On June 18, 1940 Winston Churchill made his
most famous
speech
in an effort to mobilize England against a powerful enemy. There is
one sentence often quoted. I will quote the previous two with it for context:

"Hitler knows that he will have to break us in this Island
or lose the war. If we can stand up to him, all Europe may be free and the life
of the world may move forward into broad, sunlit uplands. But if we fail, then
the whole world, including the United States, including all that we have known
and cared for, will sink into the abyss of a new Dark Age made more sinister,
and perhaps more protracted, by the lights of perverted science. Let us
therefore brace ourselves to our duties, and so bear ourselves that, if the
British Empire and its Commonwealth last for a thousand years, men will still
say, ‘This was their finest hour.’"

If they failed, Churchill predicted "a new Dark Age..
perhaps more protracted, by the lights of perverted science." No, I’m not taking
it out of context. He was not speaking of the atom bomb, because he was speaking
of after the war. He was speaking of a Dark Age of knowledge, just as the first
so-called "Dark Age" was supposedly a time of ignorance and controlled thought.
Hitler was using Darwinism as an ideological weapon to control the minds of
people into believing that his was the superior race, and no other had a right
to live and thrive. Science is a "light," and by it people find their way. If
the light is perverted, the people unwittingly and inevitably go the wrong way.

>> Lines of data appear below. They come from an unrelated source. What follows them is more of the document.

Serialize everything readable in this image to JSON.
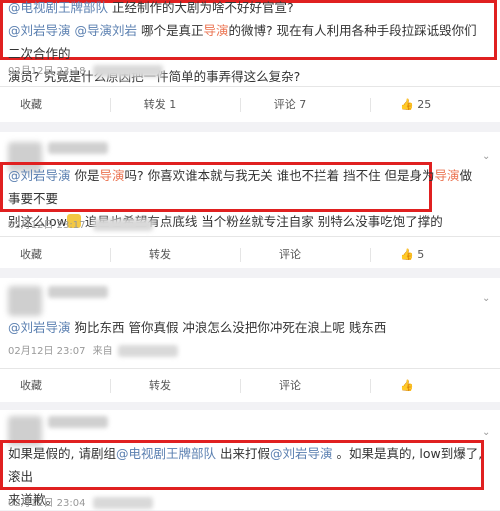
{
  "post1": {
    "mention_a": "@电视剧王牌部队",
    "text_a": " 正经制作的大剧为啥不好好官宣?",
    "mention_b": "@刘岩导演",
    "mention_c": "@导演刘岩",
    "text_b": " 哪个是真正",
    "inline_red_1": "导演",
    "text_c": "的微博? 现在有人利用各种手段拉踩诋毁你们二次合作的",
    "text_d": "演员? 究竟是什么原因把一件简单的事弄得这么复杂?",
    "meta": "02月12日 23:18",
    "actions": {
      "collect": "收藏",
      "repost": "转发 1",
      "comment": "评论 7",
      "like": "25"
    }
  },
  "post2": {
    "mention_a": "@刘岩导演",
    "text_a": " 你是",
    "inline_red_1": "导演",
    "text_b": "吗? 你喜欢谁本就与我无关 谁也不拦着 挡不住 但是身为",
    "inline_red_2": "导演",
    "text_c": "做事要不要",
    "text_d": "别这么low",
    "text_e": " 追星也希望有点底线 当个粉丝就专注自家 别特么没事吃饱了撑的",
    "meta": "02月12日 23:17",
    "actions": {
      "collect": "收藏",
      "repost": "转发",
      "comment": "评论",
      "like": "5"
    }
  },
  "post3": {
    "mention_a": "@刘岩导演",
    "text_a": " 狗比东西 管你真假 冲浪怎么没把你冲死在浪上呢 贱东西",
    "meta": "02月12日 23:07",
    "meta_from": "来自",
    "actions": {
      "collect": "收藏",
      "repost": "转发",
      "comment": "评论",
      "like": ""
    }
  },
  "post4": {
    "text_a": "如果是假的, 请剧组",
    "mention_a": "@电视剧王牌部队",
    "text_b": " 出来打假",
    "mention_b": "@刘岩导演",
    "text_c": " 。如果是真的, low到爆了, 滚出",
    "text_d": "来道歉。",
    "meta": "02月12日 23:04"
  }
}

Obstacle to Scientific Progress

"The great obstacle to progress
is not ignorance but the illusion of knowledge."

Daniel Boorstin
–historian, former head of the Library of Congress.

Belief v. Reality

I made the statement last time that one
cannot rule out the existence of absolutes. Some say that reality is whatever
you believe, but I can illustrate otherwise. There are immutable laws for
reality, regardless of whether we acknowledge or seek to know them or intend to
obey them. I have trained a
pyracantha
bush up the brick wall of our garage. I once had two of them.
One day when my wife and I were returning from our morning walk, I noticed how
poorly the leaves of one looked. Closer inspection revealed a white fungus on
the leaves, so I went immediately to the garage and mixed chemicals to kill the
fungus. I thoroughly soaked the bush, but next morning I noticed the plant looked
even worse. I repeated the procedure with the same negative results the next
day. Not wanting the disease to spread from the dying plant to the healthy one.
I put on gloves (pyracantha means
"fire thorn" for good
reason.) and spent the day untwining the two bushes and removing the looser. A
few days later I was putting around in the garage and found the container from
which I mixed the spray. It was Roundup.
What I believed had no impact on reality. Perception determined my behavior, but
reality determined the outcome. Likewise I would suggest that what you or I
choose to believe about our soul and afterlife may affect our behavior, but it
has no affect on whether either exist. Knowing that there are absolutes, it behooves me to explore the issue of
my possible eternal existence with whatever information is available to me.